After a few years of professional support, Fay began eating normally again and feeling better about herself. But mental health issues would not abandon her completely. She would later be diagnosed with:
Major Depressive Disorder (MDD)
Attention Deficit Hyperactivity Disorder (ADHD)
Obsessive-Compulsive Disorder (OCD)
Through each misdiagnosis, Fay pursued a life in academia, receiving an MFA and a Ph.D., teaching writing at various universities, publishing in reputable magazines and newspapers, and writing a best-selling book.
But, oftentimes, she had trouble functioning.
Fay was diagnosed with bipolar disorder in her 40s.

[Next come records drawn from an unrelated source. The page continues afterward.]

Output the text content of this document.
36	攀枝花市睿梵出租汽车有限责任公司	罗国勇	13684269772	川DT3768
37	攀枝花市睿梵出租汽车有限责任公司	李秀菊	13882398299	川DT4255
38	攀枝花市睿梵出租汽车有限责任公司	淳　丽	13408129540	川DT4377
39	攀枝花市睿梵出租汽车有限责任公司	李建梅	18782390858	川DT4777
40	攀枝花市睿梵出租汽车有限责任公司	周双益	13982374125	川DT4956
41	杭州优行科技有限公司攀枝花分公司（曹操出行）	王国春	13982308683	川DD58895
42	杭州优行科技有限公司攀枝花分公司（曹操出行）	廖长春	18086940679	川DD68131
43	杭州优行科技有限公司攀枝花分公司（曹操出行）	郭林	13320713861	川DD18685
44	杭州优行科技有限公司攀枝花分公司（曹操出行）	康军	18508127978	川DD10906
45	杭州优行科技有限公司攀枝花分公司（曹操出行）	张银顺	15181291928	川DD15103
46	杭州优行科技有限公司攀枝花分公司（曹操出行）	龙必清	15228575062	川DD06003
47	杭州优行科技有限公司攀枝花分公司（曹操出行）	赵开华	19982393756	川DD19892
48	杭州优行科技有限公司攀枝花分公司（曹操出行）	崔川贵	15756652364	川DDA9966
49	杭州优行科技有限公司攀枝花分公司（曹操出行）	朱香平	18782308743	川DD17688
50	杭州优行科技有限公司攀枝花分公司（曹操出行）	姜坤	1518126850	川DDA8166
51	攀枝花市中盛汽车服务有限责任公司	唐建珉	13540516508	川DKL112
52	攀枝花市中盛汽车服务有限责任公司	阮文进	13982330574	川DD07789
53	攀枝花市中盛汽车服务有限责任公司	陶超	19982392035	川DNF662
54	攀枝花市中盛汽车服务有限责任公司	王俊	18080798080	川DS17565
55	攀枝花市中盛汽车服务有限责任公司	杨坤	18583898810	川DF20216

As a result of the diagnosis, she thought she could never hold a full-time job, live independently (she moved in with her mother), or have another long-term relationship. Things started to turn around after she visited a physician in Chicago.
Fay expected the doctor to confirm her previous diagnoses.
Instead, he said, “I don’t know what you have.”
Nobody had said that to her before. Doctors had always given her a quick diagnosis after a 15-minute appointment. But this experience caused her to research the origin of mental health diagnoses.
While researching, she discovered the limitations of the DSM and the biases it creates toward women. The information pushed her to write her memoir, Pathological, and become a mental health advocate to change the conversations around mental health, which includes:
Founding Pathological: The Movement, a public awareness campaign devoted to empowering people to make knowledgeable decisions about their mental health
Contributing to many publications, including The New York Times, The Atlantic, Time Magazine, Oprah Daily, and The Paris Review, where she served as an advisory editor
Being chosen as a Notable Mention in Best American Essays and nominated for Pushcart Prizes
Receiving the Hopwood Award for Literature, as well as grants and fellowships from Yaddo, the Mellon Foundation, and the MacDowell Colony, among others
Serving on the faculty at DePaul University and Northwestern University
Her work, and this Pirate Profile, aim to help destigmatize mental illness for anyone who may be impacted by it.